Tra le due donne si instaura un rapporto schietto: con le loro indagini, Loretta e Jean individuano dei potenziali colpevoli e collaborano, in particolare, con il detective Conley (Alessandro Nivola); il caso, inoltre, si complica di omicidio in omicidio, perché il modus operandi dell’assassino si modifica, diventa stranamente incoerente, finché un presunto strangolatore, Albert DeSalvo (David Dastmalchian) non viene arrestato.
La soluzione del caso, tuttavia, è più complessa del previsto e il film ha il pregio di mantenere alta la tensione del racconto fino alla fine: Loretta e Jean, dapprima osteggiate, finiscono per venire usate, proprio in quanto donne, per raccontare una vicenda dai risvolti particolarmente morbosi, quindi vengono minacciate e, infine, quasi obbligate a lasciare un’inchiesta trasformatasi in una farsa. L’aspetto più terrificante della vicenda dello strangolatore di Boston è, in definitiva, proprio questo: l’assassino si trasforma in un mito, dietro cui nascondere interessi politici ed economici, in un fantoccio di comodo da utilizzare per nascondere l’odio verso le donne, sempre viste come un oggetto da utilizzare a proprio piacimento e di cui sbarazzarsi al momento opportuno.
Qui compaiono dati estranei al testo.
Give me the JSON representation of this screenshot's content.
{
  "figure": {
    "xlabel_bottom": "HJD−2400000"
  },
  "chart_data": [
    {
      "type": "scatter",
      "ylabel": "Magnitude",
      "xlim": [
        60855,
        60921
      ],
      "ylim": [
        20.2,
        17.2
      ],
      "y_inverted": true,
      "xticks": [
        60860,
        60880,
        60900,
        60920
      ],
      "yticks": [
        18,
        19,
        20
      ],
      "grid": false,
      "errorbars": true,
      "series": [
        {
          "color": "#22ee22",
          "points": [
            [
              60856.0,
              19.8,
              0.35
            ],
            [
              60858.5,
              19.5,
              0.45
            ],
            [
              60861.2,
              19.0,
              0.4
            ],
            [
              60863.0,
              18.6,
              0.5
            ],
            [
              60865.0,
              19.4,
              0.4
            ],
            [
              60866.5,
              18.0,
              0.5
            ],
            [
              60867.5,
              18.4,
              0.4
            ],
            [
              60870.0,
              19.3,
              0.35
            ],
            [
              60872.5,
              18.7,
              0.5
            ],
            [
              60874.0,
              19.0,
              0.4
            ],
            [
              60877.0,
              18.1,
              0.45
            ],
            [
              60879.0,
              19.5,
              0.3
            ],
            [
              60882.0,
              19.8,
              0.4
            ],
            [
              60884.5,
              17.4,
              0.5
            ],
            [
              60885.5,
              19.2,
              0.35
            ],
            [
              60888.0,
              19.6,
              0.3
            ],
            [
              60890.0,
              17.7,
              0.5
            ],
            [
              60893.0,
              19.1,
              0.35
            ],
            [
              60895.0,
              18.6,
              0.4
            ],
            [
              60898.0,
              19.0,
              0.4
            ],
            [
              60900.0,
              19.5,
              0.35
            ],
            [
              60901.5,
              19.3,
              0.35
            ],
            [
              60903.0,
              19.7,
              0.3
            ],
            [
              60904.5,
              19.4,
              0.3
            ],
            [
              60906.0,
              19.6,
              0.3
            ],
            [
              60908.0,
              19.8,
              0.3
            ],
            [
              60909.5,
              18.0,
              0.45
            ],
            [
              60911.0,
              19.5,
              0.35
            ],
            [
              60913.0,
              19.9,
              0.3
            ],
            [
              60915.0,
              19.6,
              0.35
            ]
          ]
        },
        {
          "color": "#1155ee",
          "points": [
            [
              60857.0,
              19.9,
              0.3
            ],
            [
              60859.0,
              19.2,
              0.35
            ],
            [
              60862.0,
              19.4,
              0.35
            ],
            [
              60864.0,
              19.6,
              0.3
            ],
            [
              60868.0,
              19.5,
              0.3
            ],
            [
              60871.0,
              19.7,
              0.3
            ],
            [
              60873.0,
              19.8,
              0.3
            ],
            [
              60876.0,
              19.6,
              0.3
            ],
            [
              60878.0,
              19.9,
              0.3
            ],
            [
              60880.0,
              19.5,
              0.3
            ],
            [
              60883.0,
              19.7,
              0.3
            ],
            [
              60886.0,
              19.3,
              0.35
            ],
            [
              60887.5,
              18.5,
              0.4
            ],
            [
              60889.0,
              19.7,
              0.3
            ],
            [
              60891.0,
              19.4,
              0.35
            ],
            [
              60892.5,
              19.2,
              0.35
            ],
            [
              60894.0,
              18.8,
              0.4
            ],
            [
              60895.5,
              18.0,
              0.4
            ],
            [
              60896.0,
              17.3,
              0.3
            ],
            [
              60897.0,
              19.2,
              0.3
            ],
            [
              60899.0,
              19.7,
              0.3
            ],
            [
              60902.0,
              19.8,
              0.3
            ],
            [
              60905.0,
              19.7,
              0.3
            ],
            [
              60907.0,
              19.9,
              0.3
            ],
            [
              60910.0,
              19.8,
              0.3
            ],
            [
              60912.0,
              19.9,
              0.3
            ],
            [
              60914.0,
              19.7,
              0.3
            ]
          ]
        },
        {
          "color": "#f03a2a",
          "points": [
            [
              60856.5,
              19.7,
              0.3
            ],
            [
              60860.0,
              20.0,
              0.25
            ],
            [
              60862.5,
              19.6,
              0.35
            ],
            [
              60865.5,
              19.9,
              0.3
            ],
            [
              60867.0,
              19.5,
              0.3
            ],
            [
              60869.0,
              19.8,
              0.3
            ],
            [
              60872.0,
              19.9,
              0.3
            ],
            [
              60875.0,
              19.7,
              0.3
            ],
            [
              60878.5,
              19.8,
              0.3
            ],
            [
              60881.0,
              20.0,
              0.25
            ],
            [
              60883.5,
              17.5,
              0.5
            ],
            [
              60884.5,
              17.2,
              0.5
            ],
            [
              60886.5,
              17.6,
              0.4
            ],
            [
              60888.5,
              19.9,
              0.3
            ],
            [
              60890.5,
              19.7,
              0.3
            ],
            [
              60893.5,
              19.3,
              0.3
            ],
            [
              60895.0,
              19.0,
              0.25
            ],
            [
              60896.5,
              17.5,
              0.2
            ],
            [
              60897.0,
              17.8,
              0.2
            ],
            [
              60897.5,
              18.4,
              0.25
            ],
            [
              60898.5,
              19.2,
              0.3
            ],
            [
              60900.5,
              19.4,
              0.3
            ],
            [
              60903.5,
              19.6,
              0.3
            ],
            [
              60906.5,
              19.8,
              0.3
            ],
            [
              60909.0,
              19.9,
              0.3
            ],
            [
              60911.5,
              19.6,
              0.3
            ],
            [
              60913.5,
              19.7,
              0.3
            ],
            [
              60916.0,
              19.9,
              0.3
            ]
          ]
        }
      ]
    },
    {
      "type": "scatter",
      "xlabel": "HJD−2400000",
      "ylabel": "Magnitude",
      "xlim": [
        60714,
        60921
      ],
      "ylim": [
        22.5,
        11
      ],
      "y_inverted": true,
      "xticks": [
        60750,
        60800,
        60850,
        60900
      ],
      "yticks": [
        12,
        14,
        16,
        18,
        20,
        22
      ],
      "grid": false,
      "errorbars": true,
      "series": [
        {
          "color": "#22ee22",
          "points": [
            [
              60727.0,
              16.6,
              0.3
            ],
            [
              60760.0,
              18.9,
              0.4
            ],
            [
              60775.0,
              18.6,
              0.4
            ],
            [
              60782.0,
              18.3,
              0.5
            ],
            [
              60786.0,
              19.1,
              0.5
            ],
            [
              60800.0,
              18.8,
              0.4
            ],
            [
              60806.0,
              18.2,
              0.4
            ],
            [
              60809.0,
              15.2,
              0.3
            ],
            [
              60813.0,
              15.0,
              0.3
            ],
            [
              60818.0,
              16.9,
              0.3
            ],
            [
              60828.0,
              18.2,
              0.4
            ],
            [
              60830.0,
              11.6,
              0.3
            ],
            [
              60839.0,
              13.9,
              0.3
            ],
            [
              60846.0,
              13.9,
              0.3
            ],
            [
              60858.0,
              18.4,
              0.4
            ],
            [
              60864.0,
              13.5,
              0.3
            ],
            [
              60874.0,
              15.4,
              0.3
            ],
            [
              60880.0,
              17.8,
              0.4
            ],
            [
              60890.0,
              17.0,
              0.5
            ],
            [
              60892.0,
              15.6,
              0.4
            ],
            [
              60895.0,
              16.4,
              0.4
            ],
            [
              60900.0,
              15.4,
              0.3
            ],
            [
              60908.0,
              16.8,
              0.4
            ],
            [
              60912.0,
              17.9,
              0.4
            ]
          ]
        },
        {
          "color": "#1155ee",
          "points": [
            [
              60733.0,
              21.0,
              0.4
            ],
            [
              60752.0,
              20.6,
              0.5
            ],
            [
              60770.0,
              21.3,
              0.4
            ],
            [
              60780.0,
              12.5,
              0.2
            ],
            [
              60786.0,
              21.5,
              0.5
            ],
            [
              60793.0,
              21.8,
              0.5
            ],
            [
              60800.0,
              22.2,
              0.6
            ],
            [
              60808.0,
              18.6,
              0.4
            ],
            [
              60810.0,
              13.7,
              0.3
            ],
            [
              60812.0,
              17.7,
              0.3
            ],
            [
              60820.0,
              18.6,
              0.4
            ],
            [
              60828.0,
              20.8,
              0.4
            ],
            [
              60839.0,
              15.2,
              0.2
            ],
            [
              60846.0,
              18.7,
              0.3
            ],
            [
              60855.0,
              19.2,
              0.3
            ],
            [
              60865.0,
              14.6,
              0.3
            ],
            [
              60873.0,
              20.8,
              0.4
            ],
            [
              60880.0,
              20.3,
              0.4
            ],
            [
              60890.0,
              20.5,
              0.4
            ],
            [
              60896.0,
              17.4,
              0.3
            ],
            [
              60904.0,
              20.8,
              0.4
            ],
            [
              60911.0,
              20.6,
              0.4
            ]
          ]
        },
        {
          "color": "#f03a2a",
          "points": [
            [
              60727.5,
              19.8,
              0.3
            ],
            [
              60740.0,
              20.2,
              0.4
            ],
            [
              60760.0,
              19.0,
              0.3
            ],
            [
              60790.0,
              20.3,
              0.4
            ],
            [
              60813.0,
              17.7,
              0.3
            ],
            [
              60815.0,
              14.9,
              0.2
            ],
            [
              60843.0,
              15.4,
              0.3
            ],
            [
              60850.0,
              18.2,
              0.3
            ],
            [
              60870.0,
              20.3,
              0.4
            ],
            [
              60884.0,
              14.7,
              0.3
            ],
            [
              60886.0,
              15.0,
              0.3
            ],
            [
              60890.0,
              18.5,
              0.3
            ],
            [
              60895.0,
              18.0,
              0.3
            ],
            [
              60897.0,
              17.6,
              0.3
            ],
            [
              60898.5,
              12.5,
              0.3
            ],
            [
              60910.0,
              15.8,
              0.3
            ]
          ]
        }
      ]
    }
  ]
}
La storia di emancipazione di Loretta McLaughlin e Jean Cole, del resto, è priva di retorica ed evidenzia senza sconti le difficoltà di due professioniste che lottano per affermarsi nel loro lavoro, così come le conseguenze che la battaglia intrapresa, fatta di piccoli atti di ribellione quotidiani allo status quo, ha sulla loro vita. Le giornaliste si muovono in un mondo maschile, fatto di privilegi consolidati e cameratismo difficile da scardinare; la città stessa è respingente nei confronti di Loretta e Jean: buia, incombente, dipinta di una palette di colori freddi, che vira dal grigio al blu scuro. La fotografia di Ben Kutchins e la scenografia di John P. Goldsmith contribuiscono con efficacia ad acuire il senso di claustrofobia e minaccia che incombe sulle protagoniste, per le strade della città, ma anche negli ambienti interni, negli appartamenti delle vittime e nelle stazioni di polizia, nella redazione del giornale e perfino nelle case, a cui Loretta e Jean tornano cariche di dubbi e sensi di colpa alla fine della loro giornata lavorativa.
Di certo il film si innesta in un ben nutrito filone investigativo; gli amanti del genere non potranno non cogliere, per esempio, le similitudini con “Zodiac”, pellicola di David Fincher dedicata al killer dello Zodiaco, ma il film di Ruskin propone una riflessione che va oltre i crimini commessi e la spasmodica ricerca del colpevole e racconta di una società che pare programmata per fare, delle donne, delle vittime predestinate, pur in contesti differenti: nel lavoro e in famiglia, per esempio. La storia vera di Loretta McLaughlin e Jean Cole dimostra quanto sia difficile e tuttavia possibile, per le donne, cambiare questo destino.